The story of the Bavarian maypole has to be my favourite Bavarian tradition yet. For the blue and white poles you see dotted around this part of Germany aren’t just any old chunks of decorated tree. They are practically Bavarian royalty.
Each village in our rural parts has one of these poles proudly standing somewhere central and stretching high – very high – into the sky. You usually see them somewhere central, like outside the local Rathaus (town hall) or by the main green. As you can see in this picture, even the guinea pigs at Munich Zoo have one.
They are made from a tree cut down from one of the many nearby forests, and then decorated with the emblems of local trades people, like the butcher, the baker, and the candle-stick maker. Every few years they are replaced by a new pole, which is usually hoisted up on May Day during a party involving lots of beer, men in lederhosen, and women in dirndls.
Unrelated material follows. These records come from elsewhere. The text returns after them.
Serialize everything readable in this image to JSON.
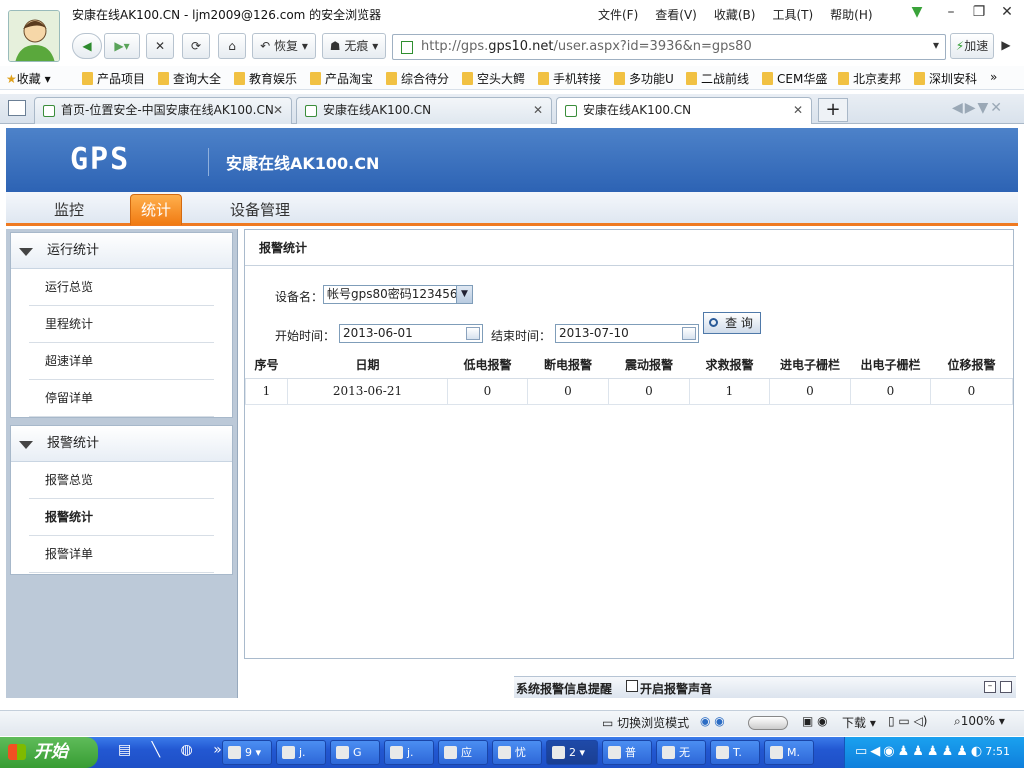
{
  "browser": {
    "window_title": "安康在线AK100.CN - ljm2009@126.com 的安全浏览器",
    "menu": [
      "文件(F)",
      "查看(V)",
      "收藏(B)",
      "工具(T)",
      "帮助(H)"
    ],
    "restore_label": "恢复",
    "noscript_label": "无痕",
    "url_prefix": "http://gps.",
    "url_domain": "gps10.net",
    "url_suffix": "/user.aspx?id=3936&n=gps80",
    "accelerate_label": "加速",
    "favorites_label": "收藏",
    "favorites": [
      "产品项目",
      "查询大全",
      "教育娱乐",
      "产品淘宝",
      "综合待分",
      "空头大鳄",
      "手机转接",
      "多功能U",
      "二战前线",
      "CEM华盛",
      "北京麦邦",
      "深圳安科"
    ],
    "tabs": [
      {
        "label": "首页-位置安全-中国安康在线AK100.CN"
      },
      {
        "label": "安康在线AK100.CN"
      },
      {
        "label": "安康在线AK100.CN"
      }
    ]
  },
  "site": {
    "logo": "GPS",
    "title": "安康在线AK100.CN",
    "nav": [
      "监控",
      "统计",
      "设备管理"
    ],
    "active_nav": "统计"
  },
  "sidebar": {
    "groups": [
      {
        "title": "运行统计",
        "items": [
          "运行总览",
          "里程统计",
          "超速详单",
          "停留详单"
        ]
      },
      {
        "title": "报警统计",
        "items": [
          "报警总览",
          "报警统计",
          "报警详单"
        ]
      }
    ],
    "active_item": "报警统计"
  },
  "main": {
    "heading": "报警统计",
    "device_label": "设备名：",
    "device_value": "帐号gps80密码123456",
    "start_label": "开始时间：",
    "start_value": "2013-06-01",
    "end_label": "结束时间：",
    "end_value": "2013-07-10",
    "query_label": "查 询",
    "table": {
      "columns": [
        "序号",
        "日期",
        "低电报警",
        "断电报警",
        "震动报警",
        "求救报警",
        "进电子栅栏",
        "出电子栅栏",
        "位移报警"
      ],
      "rows": [
        [
          "1",
          "2013-06-21",
          "0",
          "0",
          "0",
          "1",
          "0",
          "0",
          "0"
        ]
      ]
    }
  },
  "alertbar": {
    "title": "系统报警信息提醒",
    "sound_label": "开启报警声音"
  },
  "statusbar": {
    "mode_label": "切换浏览模式",
    "download_label": "下载",
    "zoom": "100%"
  },
  "taskbar": {
    "start_label": "开始",
    "tasks": [
      "9",
      "j.",
      "G",
      "j.",
      "应",
      "忧",
      "2",
      "普",
      "无",
      "T.",
      "M."
    ],
    "clock": "7:51"
  }
}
It’s a very proud moment for the villagers, because it’s taken a lot for that pole to go from tree trunk to the biggest erection in the village.
The Royal pole would usually have spent the days or even weeks leading up to May Day being guarded at a top secret location by the local villagers. Sometimes it’s hidden in an old barn, or somewhere big enough to hold this bloody huge tree trunk. Not the easiest thing to conceal in say, someone’s lounge, is it? The pole is guarded with the villagers’ lives because it is completely legal for rival villagers with nothing better to do to steal the pole before it is put up. Yes, really. Despite being a land known for its rules and religion, the Germans bend the ‘thou shalt not steal’ commandment when it comes to the Royal Poles, allowing a kind of pole theft- free-for-all. Respect.
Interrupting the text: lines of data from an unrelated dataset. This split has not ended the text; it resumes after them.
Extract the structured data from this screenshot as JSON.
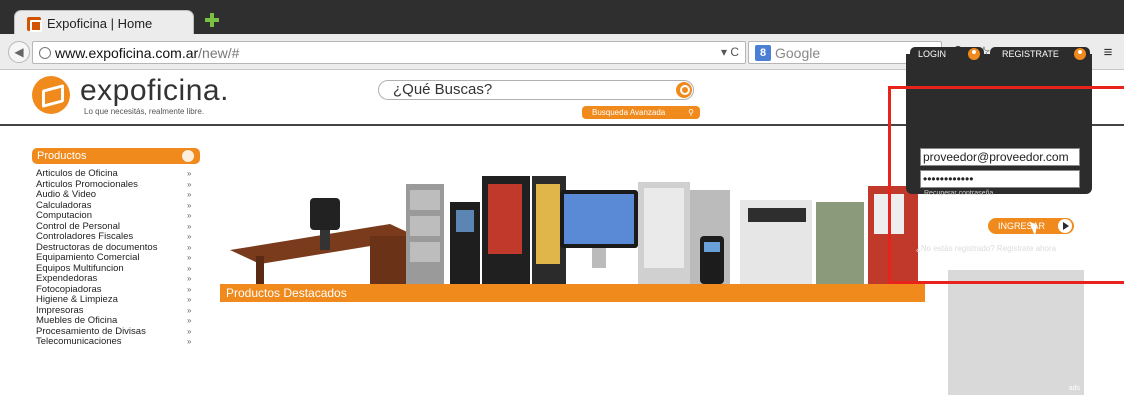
{
  "browser": {
    "tab_title": "Expoficina | Home",
    "url_domain": "www.expoficina.com.ar",
    "url_path": "/new/#",
    "search_engine": "Google"
  },
  "header": {
    "logo_text": "expoficina.",
    "tagline": "Lo que necesitás, realmente libre.",
    "search_placeholder": "¿Qué Buscas?",
    "advanced_search": "Busqueda Avanzada"
  },
  "sidebar": {
    "heading": "Productos",
    "items": [
      "Articulos de Oficina",
      "Articulos Promocionales",
      "Audio & Video",
      "Calculadoras",
      "Computacion",
      "Control de Personal",
      "Controladores Fiscales",
      "Destructoras de documentos",
      "Equipamiento Comercial",
      "Equipos Multifuncion",
      "Expendedoras",
      "Fotocopiadoras",
      "Higiene & Limpieza",
      "Impresoras",
      "Muebles de Oficina",
      "Procesamiento de Divisas",
      "Telecomunicaciones"
    ]
  },
  "main": {
    "featured_label": "Productos Destacados",
    "ad_label": "ads"
  },
  "login": {
    "tab_login": "LOGIN",
    "tab_register": "REGISTRATE",
    "email_value": "proveedor@proveedor.com",
    "password_mask": "••••••••••••",
    "recover": "Recuperar contraseña",
    "submit": "INGRESAR",
    "not_registered": "¿No estás registrado? Registrate ahora"
  },
  "colors": {
    "accent": "#f08a1c",
    "annotation": "#e8231b",
    "panel": "#2c2c2c"
  }
}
In fact, this did actually happen this year in a town not far from us. In the dark of the night one town’s pole was pinched by the folk of a neighbouring town, who managed to locate it with the help of secret servicemen and then override its alarm system. Yep, some of these poles have an alarm system. For a village to have its pole stolen under its very eyes is a huge embarrassment. The said pole was eventually returned, along with crates of beer for the thieves and their red-faced victims to enjoy together.
On the Royal Pole’s big day, its appearance is given the final once over before it is released from its secret hiding place into the big wide world. It is then usually paraded around on the back of a truck or by horse as part of a celebratory procession, a bit like a blushing carnival queen. The men of the village then precariously hoist it into position, often using long bits of wood. This can take hours. During that time lots of beer is consumed by the lads with the life of the pole – and many of their neighbours watching – in their sweaty, beery hands.
This is a nerve-wracking time. Not because the huge tree trunk could fall down and seriously injure someone. But because, more importantly, some poles have been known to break and then those buggers from the other villages can come along, point at the broken trunk, and laugh out loud at their competitors’ agony.
Once the pole is finally in place, the party really gets started, and even more beer is consumed.
This tradition in Bavaria goes back to the 12th century, and it clearly hasn’t changed much since. But of course in the end it’s all a bit of fun, and a great excuse for Bavarians to bolster their great community spirit and have a few beers at the same time. Prost!